The Darlington family has fallen on harder economic times and they are looking for advantageous marriages, despite the social class upheavals. Lord Darlington, out of some idea of noblesse oblige, has invited the orphaned twins Jessica and Teddy to stay with them until they turn eighteen in a few months and inherit their great fortune. The Darlington children–Wesley, Maggie, and Lila–are all possible candidates for marriage. However, there are many secrets in the hall just waiting for the reader to discover, and no one is as they actually seem or appear to be…
While the ideas in the book might have happened at one time or another, it largely reads as a series of scandals where no one really learns from their mistakes and the characters are rather flat. Reader, you will be entertained, but after reading, you may not be satisfied with the story and handling of the characters. Lots of things seem too easy or too contrived. I know I certainly don’t feel this is a book to cherish forever (unlike my feverish devotion to Downton Abbey). I do believe that Maggie did rather sound a lot like Lady Mary when I first started reading, but no one else was at all similar to any of the DA characters. All in all, this might be a book to entertain you once, readers, but not to ever really pick up again. A shame really, for I so do like British drama.
Rating: Fairly disappointing, but then I have high criticism for books concerning British aristocracy. Read if you must.

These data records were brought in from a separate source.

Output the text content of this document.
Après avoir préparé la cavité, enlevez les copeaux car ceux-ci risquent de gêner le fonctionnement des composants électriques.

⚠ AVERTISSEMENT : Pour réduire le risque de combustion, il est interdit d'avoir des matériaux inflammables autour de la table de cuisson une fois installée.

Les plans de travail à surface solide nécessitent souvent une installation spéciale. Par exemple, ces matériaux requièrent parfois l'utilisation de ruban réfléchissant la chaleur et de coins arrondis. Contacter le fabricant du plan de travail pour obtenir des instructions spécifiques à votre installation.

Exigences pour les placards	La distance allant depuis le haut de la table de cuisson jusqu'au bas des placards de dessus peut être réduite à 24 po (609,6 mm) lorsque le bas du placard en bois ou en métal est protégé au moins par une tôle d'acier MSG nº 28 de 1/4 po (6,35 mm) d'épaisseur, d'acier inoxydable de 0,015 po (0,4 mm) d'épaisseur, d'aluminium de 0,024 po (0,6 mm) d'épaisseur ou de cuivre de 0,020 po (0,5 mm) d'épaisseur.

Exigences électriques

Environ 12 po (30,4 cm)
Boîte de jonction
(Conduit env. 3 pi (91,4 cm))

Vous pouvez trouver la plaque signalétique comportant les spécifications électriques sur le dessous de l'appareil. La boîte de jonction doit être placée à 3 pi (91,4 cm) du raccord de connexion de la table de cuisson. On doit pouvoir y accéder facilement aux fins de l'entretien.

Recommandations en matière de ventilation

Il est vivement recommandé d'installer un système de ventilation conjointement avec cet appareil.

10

In great contrast to the letdown of Wentworth Hall, The Disreputable History of Frankie Landau-Banks was really a fantastic read. I was up four hours later when I was supposed to be sleeping last night. Frankie is a sophomore at an elite private academy in New Jersey (I believe), and she has just somehow been elevated from harmless, invisible baby sister and geek to trophy girlfriend by one of the popular senior boys. However, Frankie is tired of being valued as a pretty, empty-headed little trophy girlfriend, and she wants to be valued for her brain, especially by this group of gifted senior boys. She takes on a secret identity where she appears to be the leader of the boys/leader of the secret society in the school and sends them on epic pranks to ironically comment on the social atmosphere of the institution and its leaders. Frankie gives an excellent lesson in feminism and in school social interaction. Her comments on grammar delighted me the most, and made it an extremely entertaining read.
Really, English grammar freaks, this is a great book for you, as well as for female readers who want to see evidence of female empowerment. (It’s not a comment on how boys are NOT empowered; it’s just that in this system of “Old Boy” schoolchum-mery, women are excluded, and Frankie wants to change that balance just as women today should keep changing that balance to a more fair one. Gender inequality exists still today, especially in the concept of equal pay. In the same job position, women are frequently paid less than their male counterparts. For more verification and study, take some sociology courses in college if you have the chance. It will open your mind!)
Rating: Great read! Possible buy (for me).